Liebe Emmanuelle Laborit,

Würde ich sagen, dass wir heute eine Urgroßnichte des Abtes des Schwertes ehren?  Denn in vielerlei Hinsicht haben Sie die Vorreiterrolle übernommen, indem Sie heute daran gearbeitet haben, dass die Kinder des Schweigens, dass die «Stummen» ihren vollen Platz in der französischen Gesellschaft einnehmen.

Zu diesem Zweck benutzen Sie dieses wunderbare Instrument, das wir dank Ihnen jetzt ein wenig besser kennen: die Gebärdensprache, die den Tauben die sprachliche Autonomie verleiht, die erste Voraussetzung jeder Emanzipation.

Aber wir wissen, dass Sprachen nur so viel wert sind, wie wir daraus machen, und Sie, liebe Emmanuelle Laborit, haben sich entschieden, Ihr Fach für Live-Show zu machen. Sie verkörpern für uns eine Kunst: das Theater in LSF (Französische Gebärdensprache), ein Ort: das IVT (International Visual Theatre), eine Ursache: der Zugang aller zur Kultur, der Kampf gegen die Ausgrenzung.

Es bedurfte eines Maßes an Wagemut bei der jungen Tauben, die Sie waren, um sich eines Tages zu entscheiden, professionelle Schauspielerin zu werden. Aber durch Willenskraft haben Sie bewiesen, dass das, was als Unbewusstheit gelten kann, eine höhere Form der Einsicht ist. Das ist das schöne Finale des Films Mit unseren Augen: «Alle hielten mich für verrückt», sagten Sie ... «Und jetzt ?...».

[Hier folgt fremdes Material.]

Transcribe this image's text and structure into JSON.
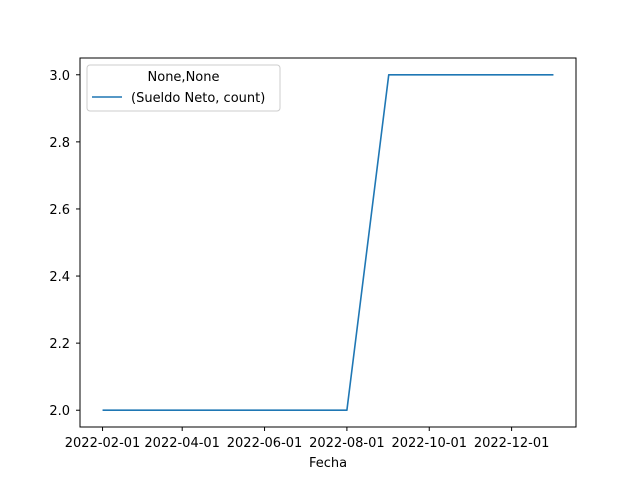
{
  "chart_data": {
    "type": "line",
    "xlabel": "Fecha",
    "ylabel": "",
    "x_tick_labels": [
      "2022-02-01",
      "2022-04-01",
      "2022-06-01",
      "2022-08-01",
      "2022-10-01",
      "2022-12-01"
    ],
    "y_tick_labels": [
      "2.0",
      "2.2",
      "2.4",
      "2.6",
      "2.8",
      "3.0"
    ],
    "y_ticks": [
      2.0,
      2.2,
      2.4,
      2.6,
      2.8,
      3.0
    ],
    "ylim": [
      1.95,
      3.05
    ],
    "legend": {
      "title": "None,None",
      "placement": "top-left",
      "entries": [
        "(Sueldo Neto, count)"
      ]
    },
    "series": [
      {
        "name": "(Sueldo Neto, count)",
        "color": "#1f77b4",
        "x": [
          "2022-02-01",
          "2022-03-01",
          "2022-04-01",
          "2022-05-01",
          "2022-06-01",
          "2022-07-01",
          "2022-08-01",
          "2022-09-01",
          "2022-10-01",
          "2022-11-01",
          "2022-12-01",
          "2023-01-01"
        ],
        "values": [
          2,
          2,
          2,
          2,
          2,
          2,
          2,
          3,
          3,
          3,
          3,
          3
        ]
      }
    ],
    "grid": false
  }
}
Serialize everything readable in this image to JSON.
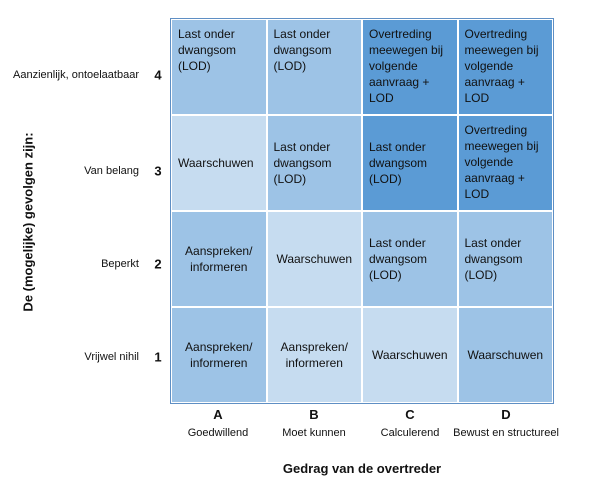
{
  "y_axis_title": "De (mogelijke) gevolgen zijn:",
  "x_axis_title": "Gedrag van de overtreder",
  "rows": [
    {
      "label": "Aanzienlijk, ontoelaatbaar",
      "num": "4"
    },
    {
      "label": "Van belang",
      "num": "3"
    },
    {
      "label": "Beperkt",
      "num": "2"
    },
    {
      "label": "Vrijwel nihil",
      "num": "1"
    }
  ],
  "columns": [
    {
      "letter": "A",
      "label": "Goedwillend"
    },
    {
      "letter": "B",
      "label": "Moet kunnen"
    },
    {
      "letter": "C",
      "label": "Calculerend"
    },
    {
      "letter": "D",
      "label": "Bewust en structureel"
    }
  ],
  "cells": [
    [
      "Last onder\ndwangsom\n(LOD)",
      "Last onder\ndwangsom\n(LOD)",
      "Overtreding\nmeewegen bij\nvolgende\naanvraag +\nLOD",
      "Overtreding\nmeewegen bij\nvolgende\naanvraag +\nLOD"
    ],
    [
      "Waarschuwen",
      "Last onder\ndwangsom\n(LOD)",
      "Last onder\ndwangsom\n(LOD)",
      "Overtreding\nmeewegen bij\nvolgende\naanvraag +\nLOD"
    ],
    [
      "Aanspreken/\ninformeren",
      "Waarschuwen",
      "Last onder\ndwangsom\n(LOD)",
      "Last onder\ndwangsom\n(LOD)"
    ],
    [
      "Aanspreken/\ninformeren",
      "Aanspreken/\ninformeren",
      "Waarschuwen",
      "Waarschuwen"
    ]
  ],
  "colors": {
    "light": "#c6dcf0",
    "mid": "#9dc3e6",
    "dark": "#5b9bd5"
  }
}
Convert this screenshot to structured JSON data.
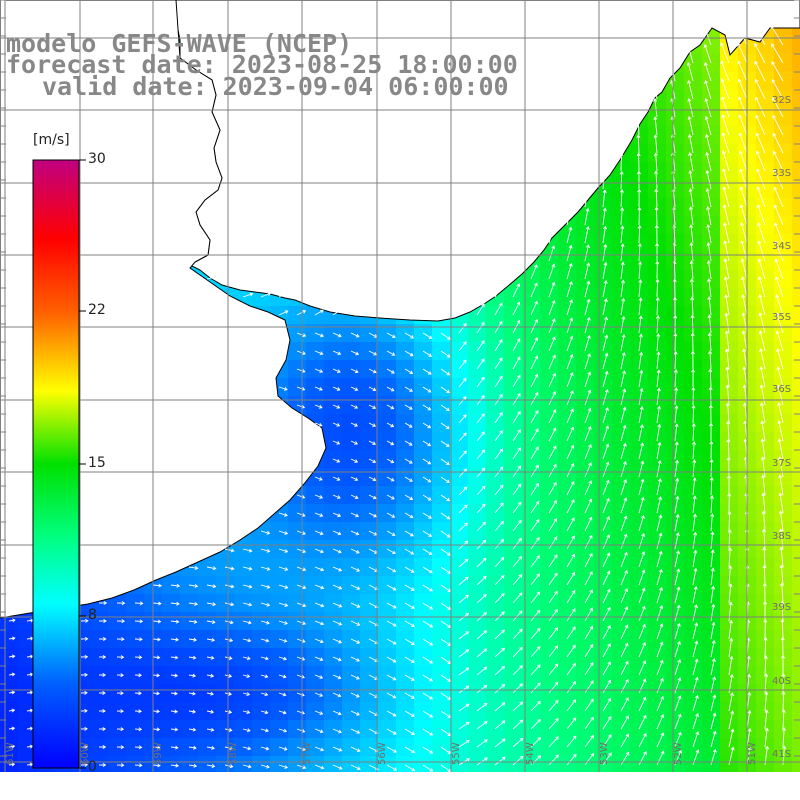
{
  "title": {
    "line1": "modelo GEFS-WAVE (NCEP)",
    "line2": "forecast date: 2023-08-25 18:00:00",
    "line3": "valid date: 2023-09-04 06:00:00"
  },
  "colorbar": {
    "unit": "[m/s]",
    "ticks": [
      "30",
      "22",
      "15",
      "8",
      "0"
    ],
    "colors": [
      "#0000ff",
      "#0080ff",
      "#00d8ff",
      "#00ff60",
      "#00d800",
      "#ffff00",
      "#ff6000",
      "#ff0000",
      "#e00040",
      "#c00080"
    ]
  },
  "map": {
    "ocean_color": "#00d0ff",
    "land_color": "#ffffff",
    "coastline_color": "#000000",
    "grid_color": "#888888",
    "lat_labels": [
      "32S",
      "33S",
      "34S",
      "35S",
      "36S",
      "37S",
      "38S",
      "39S",
      "40S",
      "41S"
    ],
    "lon_labels": [
      "61W",
      "60W",
      "59W",
      "58W",
      "57W",
      "56W",
      "55W",
      "54W",
      "53W",
      "52W",
      "51W"
    ]
  }
}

Das Unmögliche ist für diejenigen, die es noch nie versucht haben...

Nicht nur, um ein paar Missverständnisse zu zerstreuen, Sie drücken Ihre Vision an die Grenzen von Provokation und Paradoxon. Ich denke an L'inouï music-hall, in der Tat ein unglaubliches Spektakel im wahrsten Sinne des Wortes, da es sich um eine französische Liedshow handelt. Eine Meisterleistung des Einfallsreichtums, voller Tricks und Funde zum Vergnügen aller, taub und hörend. Das ist die Förderung der Zweisprachigkeit in Taten.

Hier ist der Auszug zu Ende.